Парнишка закашлялся. Его лицо стало из бледного немного желтоватым, под глазами – тени.

-Отец Андрей, у меня в рюкзаке…, - слабым голосом проговорил Володя, - Вы посмотрите, отец Андрей. Еще одна банка. Вы съешьте ее… Отец Андрей.

Бывший монах поднялся, быстро проверил рюкзак напарника. Пустые пластиковые бутылки из-под воды, две пачки патронов, нож, немного листьев зверобоя, котелок – больше ничего.

-Нашли, отец Андрей?

Мужчина пристально посмотрел на парнишку. В лихорадочно расширенных глазах Володи сидели боль, страх и желание загладить вину. Лжи там не было и в помине.

-Нашел, Володя. Спасибо тебе.

Володя улыбнулся и прикрыл глаза, прошептав едва слышно:

-Кушайте, отец Андрей.



Половинка «Сникерса». Лена, Димка.


Ребенок снова закричал, и Лена поспешила взять его на руки. Вскочила, принялась ходить по трескучему полу, покачивая младенца. Она спела бы колыбельную, но, как назло, ничего кроме песен с танцпола клуба «Саншайн» в голову не приходило.

-О, Боже, какой мужчина, я так хочу от тебя сына…

Младенец закричал сильнее.

Димка, пытающийся снять кабель с ноги, взглянул на Лену, ухмыльнулся.

-Классная колыбельная.

-Тебя не спрашивают, - огрызнулась Лена. – Иди, лучше, проверь зомби.
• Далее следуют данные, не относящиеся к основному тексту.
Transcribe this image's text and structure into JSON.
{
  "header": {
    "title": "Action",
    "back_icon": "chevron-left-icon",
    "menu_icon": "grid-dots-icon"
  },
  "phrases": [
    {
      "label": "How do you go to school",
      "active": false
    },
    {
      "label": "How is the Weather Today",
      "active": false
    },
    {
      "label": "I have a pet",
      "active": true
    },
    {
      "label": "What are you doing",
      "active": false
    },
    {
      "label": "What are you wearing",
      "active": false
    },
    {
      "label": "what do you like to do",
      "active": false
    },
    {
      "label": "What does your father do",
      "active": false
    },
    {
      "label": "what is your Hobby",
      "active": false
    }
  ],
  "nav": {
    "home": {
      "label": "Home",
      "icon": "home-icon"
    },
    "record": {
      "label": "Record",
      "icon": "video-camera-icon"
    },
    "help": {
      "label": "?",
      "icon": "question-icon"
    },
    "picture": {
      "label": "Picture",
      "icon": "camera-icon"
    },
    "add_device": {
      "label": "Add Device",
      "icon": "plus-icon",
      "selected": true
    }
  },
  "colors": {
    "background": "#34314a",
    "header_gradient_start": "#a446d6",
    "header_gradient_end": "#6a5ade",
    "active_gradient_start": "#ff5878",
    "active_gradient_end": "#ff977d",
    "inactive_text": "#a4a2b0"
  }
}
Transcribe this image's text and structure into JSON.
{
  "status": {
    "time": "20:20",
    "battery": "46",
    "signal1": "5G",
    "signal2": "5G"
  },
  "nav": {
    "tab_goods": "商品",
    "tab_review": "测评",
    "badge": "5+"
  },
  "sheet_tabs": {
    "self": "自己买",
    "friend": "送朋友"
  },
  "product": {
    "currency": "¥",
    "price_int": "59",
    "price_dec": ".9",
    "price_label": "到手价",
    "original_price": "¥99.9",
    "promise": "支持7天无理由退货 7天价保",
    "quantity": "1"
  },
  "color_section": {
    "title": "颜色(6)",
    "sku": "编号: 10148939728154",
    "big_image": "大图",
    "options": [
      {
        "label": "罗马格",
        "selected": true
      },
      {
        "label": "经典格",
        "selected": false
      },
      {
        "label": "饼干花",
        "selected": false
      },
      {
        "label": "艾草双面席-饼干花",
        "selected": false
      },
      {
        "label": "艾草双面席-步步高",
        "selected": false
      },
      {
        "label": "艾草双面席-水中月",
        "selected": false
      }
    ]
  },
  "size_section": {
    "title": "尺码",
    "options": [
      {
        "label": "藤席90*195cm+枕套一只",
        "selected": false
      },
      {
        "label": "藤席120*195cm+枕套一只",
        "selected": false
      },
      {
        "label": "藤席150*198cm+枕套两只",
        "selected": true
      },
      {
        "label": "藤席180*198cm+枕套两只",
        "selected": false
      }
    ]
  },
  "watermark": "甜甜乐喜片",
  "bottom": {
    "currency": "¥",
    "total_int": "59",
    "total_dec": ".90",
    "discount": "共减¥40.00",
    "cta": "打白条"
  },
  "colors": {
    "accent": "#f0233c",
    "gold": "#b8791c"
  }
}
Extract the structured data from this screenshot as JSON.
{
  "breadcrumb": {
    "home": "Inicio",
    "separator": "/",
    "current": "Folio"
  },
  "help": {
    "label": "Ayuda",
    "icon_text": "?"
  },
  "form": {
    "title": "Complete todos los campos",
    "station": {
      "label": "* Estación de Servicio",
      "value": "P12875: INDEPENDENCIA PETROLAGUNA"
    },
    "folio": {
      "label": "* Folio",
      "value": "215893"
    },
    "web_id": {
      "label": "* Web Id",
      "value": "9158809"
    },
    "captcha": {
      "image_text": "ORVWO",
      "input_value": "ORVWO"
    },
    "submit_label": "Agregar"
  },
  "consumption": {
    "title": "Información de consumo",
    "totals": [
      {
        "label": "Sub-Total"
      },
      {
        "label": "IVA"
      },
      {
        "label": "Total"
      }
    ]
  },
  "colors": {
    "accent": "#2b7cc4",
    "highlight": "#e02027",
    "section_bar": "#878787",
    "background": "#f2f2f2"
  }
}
Мальчишка шмыгнул носом, отложил в сторону плоскогубцы. Осторожно отодвинув край занавески, выглянул во двор сквозь зарешеченное окно. Старушка-зомби все также стояла у смородинового куста, едва заметно покачиваясь. За забором, в отдалении, маячил еще один мертвяк, кажется, мужчина.

-Ну?

Димка отпустил занавеску.

-Все те же. Две штуки. Других не видно.

Лена положила успокоившегося младенца в импровизированную люльку из старой одежды. Все эти платки, кофты и штаны-трико раньше принадлежали той старушке, что бездумно покачивается во дворе, дожидаясь человеческой плоти.

-Ну-ка, дай попробую.

Лена отобрала у Димки плоскогубцы и, вцепившись в сделанный Егором узел из кабеля на ноге мальчика, надавила.

-Давай же, - процедила сквозь зубы, напрягая последние силы. Плоскогубцы соскользнули, кабель еще глубже впился в красную кожу. Димка скривился от боли.

Лена размахнулась, чтобы швырнуть плоскогубцы на пол, но в последний момент сдержалась, с опаской взглянула на спящего младенца.

-Здесь мужик нужен, - со слезой в голосе проговорила она. – Понимаешь?

Димка кивнул, искоса взглянув на девушку.

-Ни фига ты не понимаешь, - вздохнула Лена.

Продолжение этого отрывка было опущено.